Jumat, 24 November 2017

Tentang Bullying




Beberapa hari yang lalu, saya bertemu dengan seorang teman dari kampus sebelah. Saat saya datang, ia dan temannya yang sedang membahas tentang bullying. Kemudian mereka menanyakan pendapat saya sebagai orang psikologi. Saya langsung teringat video ini dan menunjukkan pada mereka. Check the video below :")





Di video ini dipaparkan apa sih motif nya pembully --> Hasrat untuk menang. Lalu kenapa ada orang yang begitu bernafsu ingin menang bahkan sampai melakukan tindakan yang tidak pantas? Menurut saya jawabannya sederhana. Frustrasi.

Frustrasi, berasal dari bahasa Latin "frustratio", adalah perasaan kecewa atau jengkel akibat terhalang dalam pencapaian tujuan. Semakin penting tujuannya, semakin besar frustrasi dirasakan. Rasa frustrasi bisa menjurus ke stres. Lebih jauh lagi frustrasi dapat menjurus ke perilaku agresi. Menurut teori lawas dari Dollard et al (1939) bahwa frustrasi pasti akan menimbulkan agresi dan agresi muncul karena frustrasi. Teori ini dikenal sebagai teori frustrasi-agresi. Kemudian Miller (1941) merevisi teori ini. Menurutnya frustrasi tidak selalu menimbulkan agresi. Hal ini dikarenakan setiap orang memiliki kebebasan memilih respon yang akan dimunculkannya. Ada bermacam respon yang dapat dihasilkan oleh frustrasi itu sendiri, sehingga tidak pasti menimbulkan agresivitas. Teori yang lebih baru Berkowitz (1989) yang mengatakan bahwa hanya frustrasi yang menimbukan rasa marah yang memicu perilaku agresif. (Mungkin ada teori yang lebih baru boleh dishare ^_^)

Lalu, coba bayangkan ada seseorang yang menginginkan sesuatu dan berusaha keras untuk mendapatkannya. Namun pada akhirnya malah orang lain (yang menurutnya tidak berusaha sekeras dia) yang mendapatkannya. Frustrasi sekali kan? Kemudian orang yang frustrasi tersebut bereaksi dengan membully hingga membuat korban bully ikut frustrasi juga. Lalu apa yang terjadi? Korban bully membalas dengan menjadi pembully newbie. Begitu seterusnya hingga menjadi semacam cycle of violence. Membayangkannya saja sudah membuat frustrasi yaa :D

Di video ini, ada trik bagus dalam menghadapi pembully yaitu membalasnya dengan kasih sayang. Tentu sulit untuk standar manusia bukan setengah malaikat seperti kita untuk mengasihi pembully. Saya sendiri merasakan keefektivan cara di video tersebut. Namun, di satu titik saya menyadari ada orang yang semakin dikasihi malah semakin ganas. Nahh, di situ saya teringat statement JK Rowling : "don't pity the dead, pity those who live, espesially those who live without love". Kalau tidak bisa mengasihi, kita bisa mencoba mengasihani. Karena memang ada orang-orang tertentu yang tidak paham bahwa dirinya hanya butuh cinta.

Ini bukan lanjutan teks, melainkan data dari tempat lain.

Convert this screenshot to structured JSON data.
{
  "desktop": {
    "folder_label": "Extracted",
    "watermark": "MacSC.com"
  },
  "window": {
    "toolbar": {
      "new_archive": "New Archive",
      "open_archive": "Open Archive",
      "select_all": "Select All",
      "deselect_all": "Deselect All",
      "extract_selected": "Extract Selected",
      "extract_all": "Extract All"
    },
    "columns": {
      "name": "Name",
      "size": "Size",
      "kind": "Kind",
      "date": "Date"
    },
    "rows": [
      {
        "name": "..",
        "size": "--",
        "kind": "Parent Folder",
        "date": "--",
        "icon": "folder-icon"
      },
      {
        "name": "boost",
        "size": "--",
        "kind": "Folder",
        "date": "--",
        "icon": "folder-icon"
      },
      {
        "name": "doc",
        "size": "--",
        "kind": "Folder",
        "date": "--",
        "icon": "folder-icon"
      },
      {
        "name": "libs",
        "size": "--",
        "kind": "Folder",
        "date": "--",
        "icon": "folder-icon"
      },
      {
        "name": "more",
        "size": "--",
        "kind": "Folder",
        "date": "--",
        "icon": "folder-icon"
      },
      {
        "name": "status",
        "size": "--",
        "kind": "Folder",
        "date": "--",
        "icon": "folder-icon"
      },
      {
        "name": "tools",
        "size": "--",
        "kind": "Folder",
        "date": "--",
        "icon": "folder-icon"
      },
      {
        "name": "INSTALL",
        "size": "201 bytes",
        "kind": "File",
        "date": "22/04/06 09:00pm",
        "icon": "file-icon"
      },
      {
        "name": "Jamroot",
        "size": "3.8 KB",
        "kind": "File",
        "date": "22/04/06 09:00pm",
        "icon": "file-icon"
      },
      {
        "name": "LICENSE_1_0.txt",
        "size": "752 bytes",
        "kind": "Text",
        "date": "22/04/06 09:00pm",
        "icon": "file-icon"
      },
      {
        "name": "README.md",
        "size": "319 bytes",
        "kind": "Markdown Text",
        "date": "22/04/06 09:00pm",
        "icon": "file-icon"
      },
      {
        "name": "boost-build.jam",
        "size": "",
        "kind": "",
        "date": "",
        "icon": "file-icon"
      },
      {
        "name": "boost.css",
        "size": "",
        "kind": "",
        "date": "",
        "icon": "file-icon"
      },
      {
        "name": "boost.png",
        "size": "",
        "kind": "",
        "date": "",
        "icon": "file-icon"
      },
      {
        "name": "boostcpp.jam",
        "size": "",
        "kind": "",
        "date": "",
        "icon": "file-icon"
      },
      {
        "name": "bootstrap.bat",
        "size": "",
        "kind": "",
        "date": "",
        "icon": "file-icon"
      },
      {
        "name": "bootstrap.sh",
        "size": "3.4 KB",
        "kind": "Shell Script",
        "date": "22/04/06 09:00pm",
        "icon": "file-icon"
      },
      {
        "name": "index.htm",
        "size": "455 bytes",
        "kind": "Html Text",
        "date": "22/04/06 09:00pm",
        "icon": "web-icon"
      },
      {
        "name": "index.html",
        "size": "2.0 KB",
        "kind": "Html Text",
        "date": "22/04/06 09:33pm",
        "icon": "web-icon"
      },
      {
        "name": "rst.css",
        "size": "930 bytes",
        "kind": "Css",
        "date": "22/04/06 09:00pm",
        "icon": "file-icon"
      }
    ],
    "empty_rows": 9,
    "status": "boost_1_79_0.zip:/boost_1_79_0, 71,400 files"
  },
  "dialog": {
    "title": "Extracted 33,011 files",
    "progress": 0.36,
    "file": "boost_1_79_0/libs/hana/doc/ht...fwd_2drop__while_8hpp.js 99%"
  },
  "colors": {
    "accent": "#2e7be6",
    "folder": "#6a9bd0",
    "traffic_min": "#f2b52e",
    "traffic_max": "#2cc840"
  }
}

Saya termasuk orang yang menentang agresi dalam bentuk apapun. Hidup memang keras dan tidak adil. Kenyataan sering kali rasanya pahit. Tapi itu bukan berarti dapat dijadikan justifikasi untuk menyakiti atau menghalangi hak orang lain. Saya yakin pasti ada cara untuk mendapatkan tujuan selain dengan agresi. Saat saya katakan hal itu, teman dari teman saya berkata spontan, pasti hidup saya senang-senang saja dan tidak pernah berada di situasi sulit yang memaksa saya berbuat di luar batas. Kata siapa?? Semua orang punya masalahnya masing-masing, punya "luka" masing-masing. Setiap orang memiliki porsinya masing-masing. Hanya saja tiap orang berbeda-beda dalam bereaksi terhadap masalah yang dihadapinya.

Beberapa waktu lalu di tengah kegalauan, saya bertukar pikiran dengan seorang dosen. Beliau menasehati saya bahwa kita tidak bisa memilih kehidupan seperti apa yang datang pada kita, namun kita bisa memilih bagaimana reaksi yang kita munculkan. Jika tidak mampu memilih reaksi apa yang tepat, maka tidak bereaksi menjadi pilihan yang paling tepat. Bodoh sekali yaa? Nope. Ada kalanya diam itu emas. Sakit? Iya. Tapi jika sudah melaluinya, baru sadar bahwa semua baik-baik saja. Itu lah hidup. Dan jelas itu jauh lebih baik dari pada salah bertindak, masuk jurang dan menyesal.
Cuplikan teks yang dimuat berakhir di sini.